“You’ve got to know when to hold ‘em. Know when to fold ‘em. Know when to walk away. Know when to run.” — Kenny Rogers, country music singer
“Go on take the money and run.” — The Steve Miller Band, American rock band
Risks around stocks have risen considerably, and even long term investors should now substantially underweight equity exposure. Due to the unique characteristics of this stock market, my best advice is to now treat it as if in the onset of a bear market, regardless of near term price action. At this point in 2014 many warning signs are flashing red—the bond market is signaling weakening growth and greater risk of default, while stock market breadth has deteriorated with many stocks, including small cap and foreign indices, exhibiting extended weakness, while fewer, very large stocks were supporting the market until the recent sell off. The risk versus reward of stock exposure has become too high for an even normal stock allocation, let alone the aggressive allocation most currently posses. It’s time to under weight stocks by taking money out of the market or hedging equity exposure with relation to key technical levels.

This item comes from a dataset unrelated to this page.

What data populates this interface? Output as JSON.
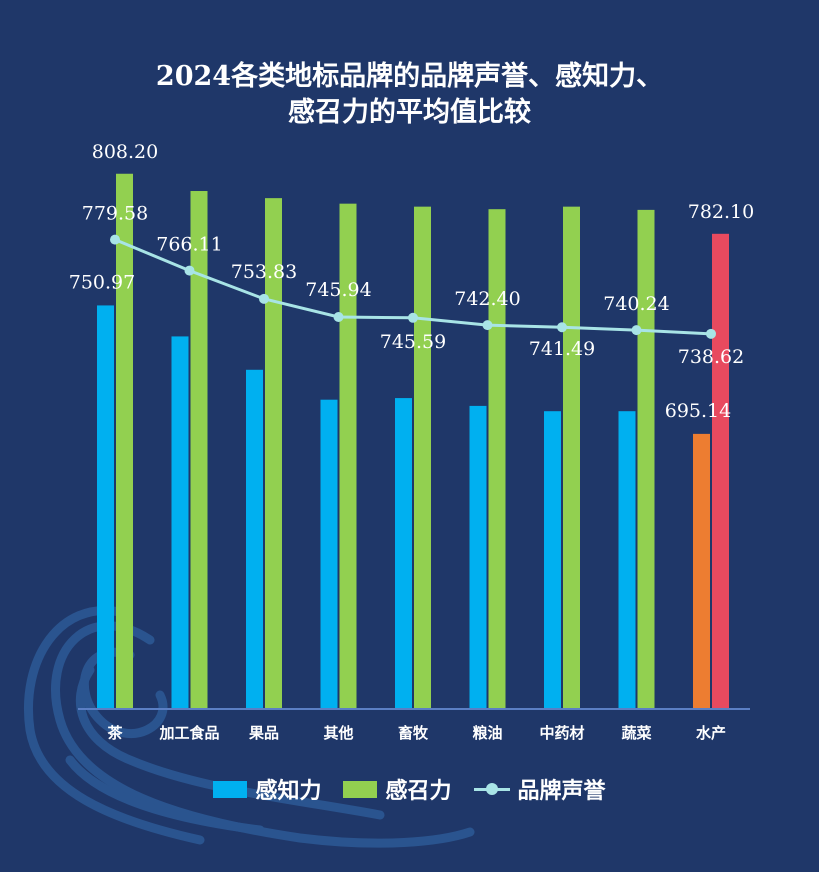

As the stock market struggles to make new highs, investors are increasingly complacent despite worrisome developments. Yet, the U.S. stock market itself is looking increasingly shaky. Worrisome signs are also growing around the U.S. housing sector critical to America’s economy and China’s economy, which has been an engine of growth for the global economy. Although the price action of this stock market remains healthy enough to justify holding a substantial amount of stocks in a long-term portfolio, this does not justify complacency or in my view significant stock exposure for investors with shorter-term time horizons, particularly in light of growing bearish signs.
Unwilling to yet call a bear market, I have nevertheless become increasingly negative on this bull market. But despite a rough January, the stock market, as measured by the S&P 500, remains above its 125-day moving average—a level it has held for over a year. As such it would still be premature to call the current bull market over. But it’s not too early to examine why a meaningful move down with a breach of important technical levels, such as the 125-day, will be a reason to adopt a defensive posture, rather than “buy the dip” as so many are already advocating. In the spirit of my first “A Scary Looking Market” post I’ve included some new charts that argue against many of the currently popular bullish arguments. There is good reason to believe that optimism for the ability of the Federal Reserve through monetary policy to engineer strong economic growth is misplaced. Also unlikely to be realized is the hope that stock price multiples will grow further in a Great Rotation of investors moving from cash and bonds into stocks.